Plant species and cultivars elicit a diverse array of sophisticated metabolic and developmental strategies to enhance phosphorus (P) solublization and acquisition from P-deficient rooting media. Scavenging of phosphate (Pi) from extracellular sparingly soluble P sources may be aided by organic acids (OAs) exudation and root-mediated pH changes under a P-stress environment. Root exudates were collected to quantify short-term (4 h, 8 h) carboxylate exudation using hydroponically grown Brassica cultivars.
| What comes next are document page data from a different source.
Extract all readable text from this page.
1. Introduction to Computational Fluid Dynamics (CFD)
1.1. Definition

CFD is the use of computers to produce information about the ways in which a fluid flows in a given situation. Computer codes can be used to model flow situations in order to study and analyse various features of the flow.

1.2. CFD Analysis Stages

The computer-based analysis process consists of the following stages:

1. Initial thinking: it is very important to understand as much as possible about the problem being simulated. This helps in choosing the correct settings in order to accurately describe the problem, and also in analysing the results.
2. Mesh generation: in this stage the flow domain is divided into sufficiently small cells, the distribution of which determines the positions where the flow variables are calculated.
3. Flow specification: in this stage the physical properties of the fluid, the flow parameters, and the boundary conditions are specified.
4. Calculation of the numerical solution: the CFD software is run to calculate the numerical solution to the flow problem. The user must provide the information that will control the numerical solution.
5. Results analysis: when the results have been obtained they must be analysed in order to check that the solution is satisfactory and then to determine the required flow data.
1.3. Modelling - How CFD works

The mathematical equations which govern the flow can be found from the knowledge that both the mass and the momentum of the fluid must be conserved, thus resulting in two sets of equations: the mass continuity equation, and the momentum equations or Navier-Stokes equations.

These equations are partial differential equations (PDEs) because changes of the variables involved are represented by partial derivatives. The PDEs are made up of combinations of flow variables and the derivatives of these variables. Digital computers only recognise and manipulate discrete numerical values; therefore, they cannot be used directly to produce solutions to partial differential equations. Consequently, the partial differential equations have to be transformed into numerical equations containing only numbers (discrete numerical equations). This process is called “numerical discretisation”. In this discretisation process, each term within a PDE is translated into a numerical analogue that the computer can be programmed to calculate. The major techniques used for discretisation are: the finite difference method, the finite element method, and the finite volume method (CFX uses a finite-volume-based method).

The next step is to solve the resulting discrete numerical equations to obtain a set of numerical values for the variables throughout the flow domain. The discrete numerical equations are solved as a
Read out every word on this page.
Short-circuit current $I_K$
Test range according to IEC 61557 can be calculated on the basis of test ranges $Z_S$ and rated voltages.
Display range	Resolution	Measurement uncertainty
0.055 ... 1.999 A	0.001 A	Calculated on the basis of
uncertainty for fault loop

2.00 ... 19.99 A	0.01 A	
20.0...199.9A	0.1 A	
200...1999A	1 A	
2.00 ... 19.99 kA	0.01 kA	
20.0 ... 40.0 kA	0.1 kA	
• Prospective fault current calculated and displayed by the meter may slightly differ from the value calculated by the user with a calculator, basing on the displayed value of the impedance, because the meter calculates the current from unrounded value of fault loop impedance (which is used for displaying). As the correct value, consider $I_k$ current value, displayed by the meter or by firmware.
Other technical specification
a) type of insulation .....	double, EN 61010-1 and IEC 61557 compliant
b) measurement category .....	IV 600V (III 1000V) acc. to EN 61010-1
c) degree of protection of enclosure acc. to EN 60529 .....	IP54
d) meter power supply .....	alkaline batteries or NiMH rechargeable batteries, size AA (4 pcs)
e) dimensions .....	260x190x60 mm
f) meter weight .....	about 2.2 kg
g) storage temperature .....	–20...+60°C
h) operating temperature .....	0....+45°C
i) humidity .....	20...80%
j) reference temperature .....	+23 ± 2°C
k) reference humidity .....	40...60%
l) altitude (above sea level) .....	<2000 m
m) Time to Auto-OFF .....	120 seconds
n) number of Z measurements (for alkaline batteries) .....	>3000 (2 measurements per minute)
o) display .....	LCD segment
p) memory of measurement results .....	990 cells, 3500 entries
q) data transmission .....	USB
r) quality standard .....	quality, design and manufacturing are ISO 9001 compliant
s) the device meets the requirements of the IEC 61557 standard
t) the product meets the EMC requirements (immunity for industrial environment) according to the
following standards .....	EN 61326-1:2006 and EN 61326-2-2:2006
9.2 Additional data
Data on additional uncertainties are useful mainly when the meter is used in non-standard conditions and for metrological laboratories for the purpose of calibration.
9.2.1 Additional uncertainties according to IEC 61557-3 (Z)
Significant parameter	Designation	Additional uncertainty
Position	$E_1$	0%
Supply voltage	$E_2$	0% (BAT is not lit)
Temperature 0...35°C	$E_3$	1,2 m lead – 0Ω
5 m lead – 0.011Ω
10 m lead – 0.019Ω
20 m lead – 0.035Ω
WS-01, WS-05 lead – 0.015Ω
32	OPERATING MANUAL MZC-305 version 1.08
Malic and citric acids were the dominant OAs and efficient cultivars exuded 2-3-fold more OAs than inefficient cultivars under P-deficient conditions. However, the exudation rate of both resistant and sensitive cultivars decreased with time. Experiments in nutrient solution were conducted to evaluate growth responses and the P solublization and acquisition ability of six genetically diverse Brassica cultivars. Pre-germinated seedlings were grown in nutrient solution containing ammonium di-hydrogen phosphate (AP), tri-calcium phosphate (TCP) and rock phosphate (RP) (TCP at 0.2 g L ^-1 and RP at 2 g L ^-1, in a bid to maintain deficiently buffered solution-P concentration) as different P sources. The cultivars exhibited substantial growth differences (P < 0.001) in terms of biomass accumulation, P acquisition and P utilization efficiency (PUE). Biomass production correlated significantly (P < 0.01) with their shoot P uptake and PUE at both P sources, indicating that cultivars efficient in P solublization accumulated more biomass. Higher P uptake by all cultivars was significantly related to the drop in root medium pH, which was presumably owing to H ⁺ efflux from the roots supplied with TCP and RP. Higher shoot dry matter of the cultivars at TCP was related to better P acquisition ability, which in turn was related to higher Ca uptake. Thus, cultivars with efficient Ca accumulation ability can acquire higher amounts of P from P-deficient soils and can adapt well to such low-P soil conditions.